The default settings for Apple’s new iPhone 4S personal assistant Siri allows anyone to give it commands when it’s password-locked.
“A complete stranger can come up to your smartphone, press the button and give Siri a spoken command,” Sophos security consultant Graham Cluley warned.
“I'm sure you can imagine some of the ways this could potentially be abused.”
Using a colleague’s password-locked iPhone 4S, he was able to command Siri to write an email, send a text and potentially manipulate its calendar.
Cluley deemed Apple’s settings a security blunder that left “egg on its face”, however others disagreed, pointing out that setting falls well short of a flaw since most consumers do not even use a passcode.

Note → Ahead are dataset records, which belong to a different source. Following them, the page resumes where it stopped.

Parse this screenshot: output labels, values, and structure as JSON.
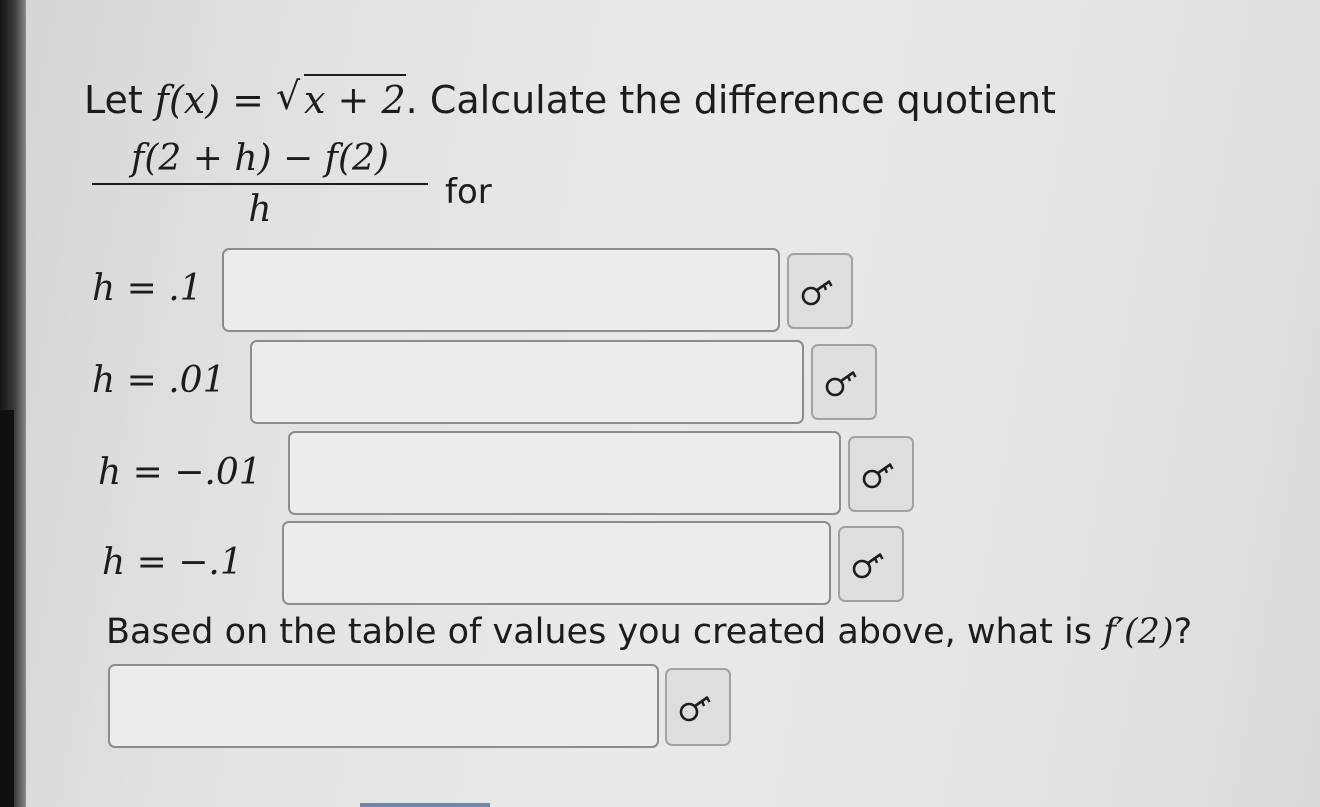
{
  "problem": {
    "intro": "Let",
    "func_lhs": "f(x) =",
    "radicand": "x + 2",
    "intro_tail": ". Calculate the difference quotient",
    "numerator": "f(2 + h) − f(2)",
    "denominator": "h",
    "for_word": "for"
  },
  "rows": [
    {
      "label": "h = .1",
      "value": ""
    },
    {
      "label": "h = .01",
      "value": ""
    },
    {
      "label": "h = −.01",
      "value": ""
    },
    {
      "label": "h = −.1",
      "value": ""
    }
  ],
  "question": {
    "text": "Based on the table of values you created above, what is",
    "expr": "f′(2)",
    "tail": "?",
    "answer_value": ""
  },
  "icons": {
    "answer_button": "key-icon"
  },
  "colors": {
    "background": "#e6e6e4",
    "text": "#1c1c1c",
    "box_border": "#8c8c8a"
  }
}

“This is a non-issue,” NSS Labs chief research officer Bob Walder told CSO.com.au. “A simple setting disables the ability to use Siri without unlocking the phone.”
“Most consumers don't even use a passcode. The obvious default setting for Siri in this case is Off - I don't think you can fault Apple.”
Still, according to Cluley, the default setting revealed Apple’s mindset when designing the system.
“What’s disappointing to me though is that Apple had a clear choice here,” said Cluley.
“They could have chosen to implement Siri securely, but instead they decided to default to a mode which is more about impressing your buddies than securing your calendar and email system.”
The vendor has previously targeted Apple’s implementation of other security features, such as encryption.
Sophos’s researchers tested and confirmed that iOS encryption was only partial. Connecting an iPhone 3GS to an Ubuntu machine would allow read and write access to parts of the phone that contain user generated content, such as photos, videos, podcasts, movies and recordings.
Contributors to the Full Disclosure list noted that it could be pose a problem for some organisations, depending on the company’s security policy.
Sophos’ senior security adviser Chester Wisniewski recently tested whether Apple had changed this in iOS 5, however nothing had changed.
“It appears to behave the same. I upgraded my iPad to iOS 5 and can access all my movies, photos, music etc without entering a password. I don’t have an iPhone handy, but I can’t imagine it would behave differently,” he told CSO Australia.